Ce n’était qu’une fausse alerte, bien entendu. Mélenchon a rapidement retropédalé sur le mode « je n’ai pas voulu dire ce que j’ai dit », et on n’en a plus parlé. Mais le feu couve sous la cendre. Et il couve parce que certains – en particulier au MPEP – ont fini par réaliser combien il est dangereux de laisser au Front National le monopole de l’opposition à l’Euro et à l’Union européenne, à un moment de notre histoire où l’électorat populaire devient chaque jour plus conscient du fonctionnement, désastreux pour lui, de la machine européenne. Il en résulte un débat politique qui ressurgit périodiquement, quelque soient les efforts que font les dirigeants du Front de Gauche pour l’étouffer.
L’exemple peut-être le plus amusant a été la tribune publiée par l’Humanité du 13 juin 2013 sous la signature de six « membres de la commission économique du PCF » (1). Au delà des débats que cet article a suscité, le texte et sa suite sont à lire absolument parce qu’ils permettent de comprendre l’état du débat à l’intérieur de la direction du PCF et les raisons pour lesquelles la ligne « eurolâtre », loin d’être un accident de l’histoire, est là pour durer.

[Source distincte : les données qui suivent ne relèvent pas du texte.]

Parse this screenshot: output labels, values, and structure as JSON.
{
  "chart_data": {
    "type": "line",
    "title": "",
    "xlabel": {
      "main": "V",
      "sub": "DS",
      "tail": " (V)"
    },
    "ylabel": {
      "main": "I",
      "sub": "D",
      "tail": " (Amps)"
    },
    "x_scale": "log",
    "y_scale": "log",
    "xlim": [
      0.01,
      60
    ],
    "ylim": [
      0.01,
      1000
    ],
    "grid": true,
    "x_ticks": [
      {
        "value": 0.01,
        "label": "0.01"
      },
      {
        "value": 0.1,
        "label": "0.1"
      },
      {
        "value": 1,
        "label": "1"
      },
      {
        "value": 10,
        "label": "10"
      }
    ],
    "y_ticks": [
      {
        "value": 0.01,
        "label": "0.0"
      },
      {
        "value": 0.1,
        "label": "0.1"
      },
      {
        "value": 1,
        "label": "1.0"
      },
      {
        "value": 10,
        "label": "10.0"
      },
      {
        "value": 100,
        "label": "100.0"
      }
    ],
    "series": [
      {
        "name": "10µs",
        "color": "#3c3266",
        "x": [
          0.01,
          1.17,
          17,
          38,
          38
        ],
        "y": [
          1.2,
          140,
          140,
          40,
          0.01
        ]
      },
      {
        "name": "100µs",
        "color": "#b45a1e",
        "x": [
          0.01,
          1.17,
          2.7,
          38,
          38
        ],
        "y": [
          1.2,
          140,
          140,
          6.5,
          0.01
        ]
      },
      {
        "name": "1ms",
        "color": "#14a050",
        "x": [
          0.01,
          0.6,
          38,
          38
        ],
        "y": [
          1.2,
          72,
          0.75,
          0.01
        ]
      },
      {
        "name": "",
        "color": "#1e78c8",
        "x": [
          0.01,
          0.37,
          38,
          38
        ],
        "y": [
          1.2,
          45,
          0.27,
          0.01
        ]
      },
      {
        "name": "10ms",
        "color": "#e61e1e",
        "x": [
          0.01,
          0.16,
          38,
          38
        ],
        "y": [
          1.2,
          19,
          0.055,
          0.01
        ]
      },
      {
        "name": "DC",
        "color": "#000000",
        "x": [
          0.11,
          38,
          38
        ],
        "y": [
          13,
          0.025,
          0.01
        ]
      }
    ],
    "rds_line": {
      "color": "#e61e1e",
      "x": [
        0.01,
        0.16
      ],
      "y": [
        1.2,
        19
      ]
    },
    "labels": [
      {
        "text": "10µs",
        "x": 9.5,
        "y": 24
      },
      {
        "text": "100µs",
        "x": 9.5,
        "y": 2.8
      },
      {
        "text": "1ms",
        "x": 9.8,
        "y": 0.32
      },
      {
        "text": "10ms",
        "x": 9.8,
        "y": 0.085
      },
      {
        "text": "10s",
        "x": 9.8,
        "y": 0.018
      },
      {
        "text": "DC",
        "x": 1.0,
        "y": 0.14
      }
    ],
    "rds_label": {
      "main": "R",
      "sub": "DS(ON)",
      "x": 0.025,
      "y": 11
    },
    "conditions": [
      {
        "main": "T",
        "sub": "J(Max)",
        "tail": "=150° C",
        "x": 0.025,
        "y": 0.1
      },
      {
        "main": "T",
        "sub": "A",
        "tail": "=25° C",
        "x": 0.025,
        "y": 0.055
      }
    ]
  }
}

Le premier paragraphe de l'article donne dejà des précieuses informations sur l’état d’esprit de ses rédacteurs :
« La souffrance sociale terrible fait grandir des illusions de fausse radicalité. D’un côté, comme l’ont confirmé les Grecs eux-mêmes, le refus est majoritaire de sortir de l’euro. Il ne s’agit pas de rester isolé face aux marchés financiers et à la spéculation déchaînée. Mais, d’un autre côté, gronde la protestation contre l’utilisation qui est faite de l’euro, si favorable à la domination des marchés financiers et des grandes banques. D’où les propositions de certains pour sortir de l’euro ».

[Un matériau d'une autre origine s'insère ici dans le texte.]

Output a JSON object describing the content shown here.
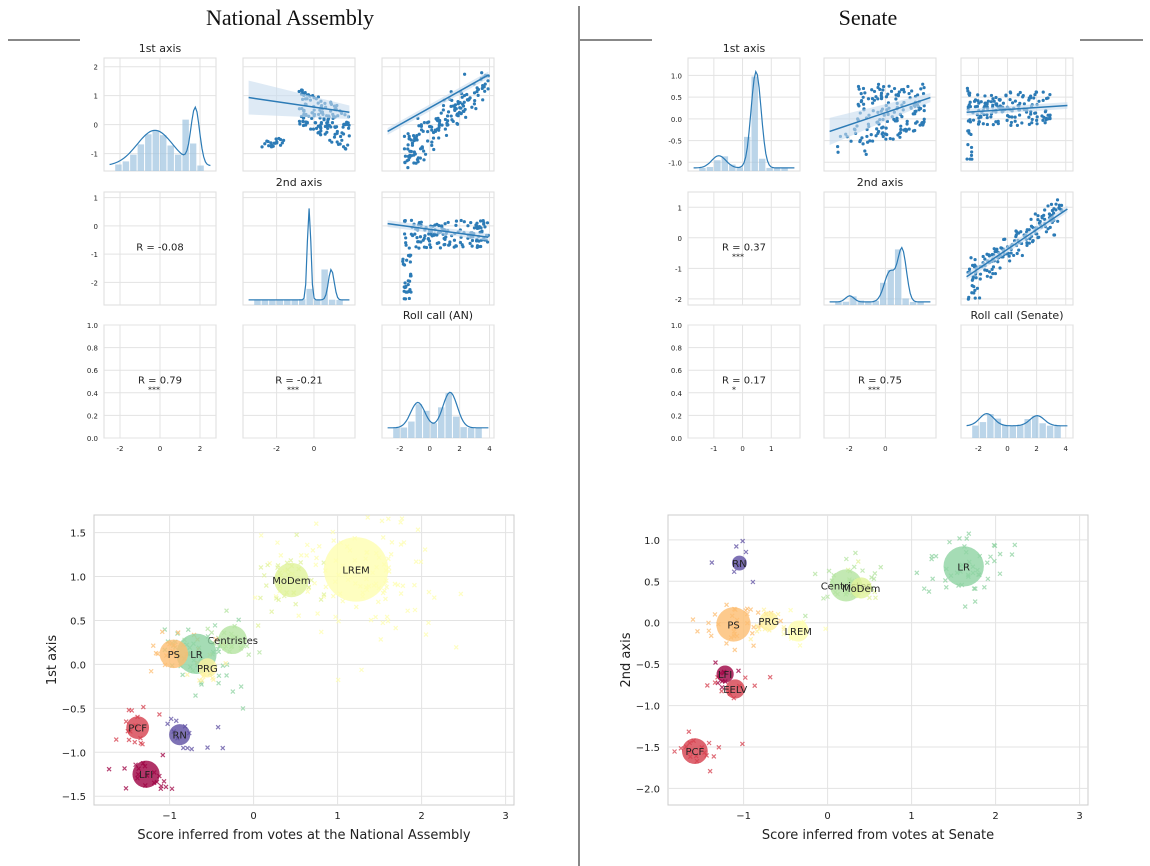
{
  "panels": {
    "left_title": "National Assembly",
    "right_title": "Senate"
  },
  "chart_data": [
    {
      "type": "scatter-matrix",
      "panel": "National Assembly",
      "diag_titles": [
        "1st axis",
        "2nd axis",
        "Roll call (AN)"
      ],
      "correlations": [
        {
          "row": 1,
          "col": 0,
          "text": "R = -0.08",
          "stars": ""
        },
        {
          "row": 2,
          "col": 0,
          "text": "R = 0.79",
          "stars": "***"
        },
        {
          "row": 2,
          "col": 1,
          "text": "R = -0.21",
          "stars": "***"
        }
      ],
      "row_ticks": [
        [
          -1,
          0,
          1,
          2
        ],
        [
          -2,
          -1,
          0,
          1
        ],
        [
          0.0,
          0.2,
          0.4,
          0.6,
          0.8,
          1.0
        ]
      ],
      "row_tick_labels": [
        [
          "-1",
          "0",
          "1",
          "2"
        ],
        [
          "-2",
          "-1",
          "0",
          "1"
        ],
        [
          "0.0",
          "0.2",
          "0.4",
          "0.6",
          "0.8",
          "1.0"
        ]
      ],
      "row_ylim": [
        [
          -1.6,
          2.3
        ],
        [
          -2.8,
          1.2
        ],
        [
          0,
          1
        ]
      ],
      "col_ticks": [
        [
          -2,
          0,
          2
        ],
        [
          -2,
          0
        ],
        [
          -2,
          0,
          2,
          4
        ]
      ],
      "col_xlim": [
        [
          -2.8,
          2.8
        ],
        [
          -3.8,
          2.2
        ],
        [
          -3.2,
          4.3
        ]
      ]
    },
    {
      "type": "scatter-matrix",
      "panel": "Senate",
      "diag_titles": [
        "1st axis",
        "2nd axis",
        "Roll call (Senate)"
      ],
      "correlations": [
        {
          "row": 1,
          "col": 0,
          "text": "R = 0.37",
          "stars": "***"
        },
        {
          "row": 2,
          "col": 0,
          "text": "R = 0.17",
          "stars": "*"
        },
        {
          "row": 2,
          "col": 1,
          "text": "R = 0.75",
          "stars": "***"
        }
      ],
      "row_ticks": [
        [
          -1.0,
          -0.5,
          0.0,
          0.5,
          1.0
        ],
        [
          -2,
          -1,
          0,
          1
        ],
        [
          0.0,
          0.2,
          0.4,
          0.6,
          0.8,
          1.0
        ]
      ],
      "row_tick_labels": [
        [
          "-1.0",
          "-0.5",
          "0.0",
          "0.5",
          "1.0"
        ],
        [
          "-2",
          "-1",
          "0",
          "1"
        ],
        [
          "0.0",
          "0.2",
          "0.4",
          "0.6",
          "0.8",
          "1.0"
        ]
      ],
      "row_ylim": [
        [
          -1.2,
          1.4
        ],
        [
          -2.2,
          1.5
        ],
        [
          0,
          1
        ]
      ],
      "col_ticks": [
        [
          -1,
          0,
          1
        ],
        [
          -2,
          0
        ],
        [
          -2,
          0,
          2,
          4
        ]
      ],
      "col_xlim": [
        [
          -1.9,
          2.0
        ],
        [
          -3.4,
          2.8
        ],
        [
          -3.2,
          4.5
        ]
      ]
    },
    {
      "type": "bubble-scatter",
      "panel": "National Assembly",
      "xlabel": "Score inferred from votes at the National Assembly",
      "ylabel": "1st axis",
      "xlim": [
        -1.9,
        3.1
      ],
      "ylim": [
        -1.6,
        1.7
      ],
      "xticks": [
        -1,
        0,
        1,
        2,
        3
      ],
      "yticks": [
        -1.5,
        -1.0,
        -0.5,
        0.0,
        0.5,
        1.0,
        1.5
      ],
      "xtick_labels": [
        "−1",
        "0",
        "1",
        "2",
        "3"
      ],
      "ytick_labels": [
        "−1.5",
        "−1.0",
        "−0.5",
        "0.0",
        "0.5",
        "1.0",
        "1.5"
      ],
      "groups": [
        {
          "name": "LREM",
          "x": 1.22,
          "y": 1.08,
          "size": 56,
          "color": "#fefeb0"
        },
        {
          "name": "MoDem",
          "x": 0.45,
          "y": 0.96,
          "size": 16,
          "color": "#e0f29a"
        },
        {
          "name": "Centristes",
          "x": -0.25,
          "y": 0.28,
          "size": 11,
          "color": "#b4e3a0"
        },
        {
          "name": "LR",
          "x": -0.68,
          "y": 0.12,
          "size": 22,
          "color": "#8fd3a2"
        },
        {
          "name": "PS",
          "x": -0.95,
          "y": 0.12,
          "size": 11,
          "color": "#fdbd71"
        },
        {
          "name": "PRG",
          "x": -0.55,
          "y": -0.04,
          "size": 5,
          "color": "#fff2a0"
        },
        {
          "name": "PCF",
          "x": -1.38,
          "y": -0.72,
          "size": 7,
          "color": "#d6404e"
        },
        {
          "name": "RN",
          "x": -0.88,
          "y": -0.8,
          "size": 6,
          "color": "#5e4fa2"
        },
        {
          "name": "LFI",
          "x": -1.28,
          "y": -1.25,
          "size": 10,
          "color": "#9e0142"
        }
      ]
    },
    {
      "type": "bubble-scatter",
      "panel": "Senate",
      "xlabel": "Score inferred from votes at Senate",
      "ylabel": "2nd axis",
      "xlim": [
        -1.9,
        3.1
      ],
      "ylim": [
        -2.2,
        1.3
      ],
      "xticks": [
        -1,
        0,
        1,
        2,
        3
      ],
      "yticks": [
        -2.0,
        -1.5,
        -1.0,
        -0.5,
        0.0,
        0.5,
        1.0
      ],
      "xtick_labels": [
        "−1",
        "0",
        "1",
        "2",
        "3"
      ],
      "ytick_labels": [
        "−2.0",
        "−1.5",
        "−1.0",
        "−0.5",
        "0.0",
        "0.5",
        "1.0"
      ],
      "groups": [
        {
          "name": "LR",
          "x": 1.62,
          "y": 0.68,
          "size": 22,
          "color": "#8fd3a2"
        },
        {
          "name": "Centristes",
          "x": 0.22,
          "y": 0.45,
          "size": 14,
          "color": "#b4e3a0"
        },
        {
          "name": "MoDem",
          "x": 0.4,
          "y": 0.42,
          "size": 6,
          "color": "#e0f29a"
        },
        {
          "name": "PS",
          "x": -1.12,
          "y": -0.02,
          "size": 16,
          "color": "#fdbd71"
        },
        {
          "name": "PRG",
          "x": -0.7,
          "y": 0.02,
          "size": 5,
          "color": "#fff2a0"
        },
        {
          "name": "LREM",
          "x": -0.35,
          "y": -0.1,
          "size": 6,
          "color": "#fefeb0"
        },
        {
          "name": "RN",
          "x": -1.05,
          "y": 0.72,
          "size": 3,
          "color": "#5e4fa2"
        },
        {
          "name": "LFI",
          "x": -1.22,
          "y": -0.62,
          "size": 4,
          "color": "#9e0142"
        },
        {
          "name": "EELV",
          "x": -1.1,
          "y": -0.8,
          "size": 5,
          "color": "#d6404e"
        },
        {
          "name": "PCF",
          "x": -1.58,
          "y": -1.55,
          "size": 9,
          "color": "#d6404e"
        }
      ]
    }
  ]
}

Le lecteur non averti pourrait être désorienté par ce paragraphe. Il semble évident que les auteurs de l’article attaquent quelqu’un. Mais qui, exactement ? De quelle « fausse radicalité » on parle ? Qui seraient les « faux radicaux » ? Peut-être les « certains » qui proposent de sortir de l’Euro. Auquel on oppose un « refus majoritaire » qui se serait exprimé alors qu’aucun peuple européen n’a pour le moment été formellement consulté sur la question. Après l’inévitable paragraphe sur la méchanceté du monde dans lequel le « Nicolas Sarkozy » a été remplacé par « François Hollande », on précise un peu le statut de l’accusé :
« Face à ces blocages [ceux de François Hollande], certains agitent l’idée de sortir de l’euro. Cela reviendrait à fuir devant la lutte décisive pour une autre utilisation de celui-ci et de la BCE ».
Ces « certains », dont on ne précise jamais l’identité, sont donc accusés de désertion devant l’ennemi. On se retrouve sur la même ligne que le Mélenchon qui avait déclaré pendant la campagne de 2012 que ceux qui voulaient quitter l’Euro étaient « maréchalistes ». Et alors comme maintenant, on évite de mettre des noms sur ces affreux, selon le vieux principe qui veut que les hérétiques se reconnaîtront. En tout cas, ces paragraphes laissent entrevoir clairement la genèse de ce texte : il ne s’agit pas d’une tribune destinée à annoncer une position, mais un réponse à « certains » inconnus qui persistent à faire du mauvais esprit. Mais ce qui est plus intéressant, est d’entrer dans l’argumentation. Pour les auteurs du texte, l’abandon de l’Euro serait « une illusion démagogique et dangereuse » pour un certain nombre de raisons. Examinons-les une à une :
« Le commerce extérieur de la France souffre d’un déficit annuel de 60 à 70 milliards d’euros. Le retour au franc, qui se ferait alors au prix d’une dévaluation de l’ordre de 25% par rapport à l’euro, entraînerait automatiquement un enchérissement du même ordre du coût de nos importations ».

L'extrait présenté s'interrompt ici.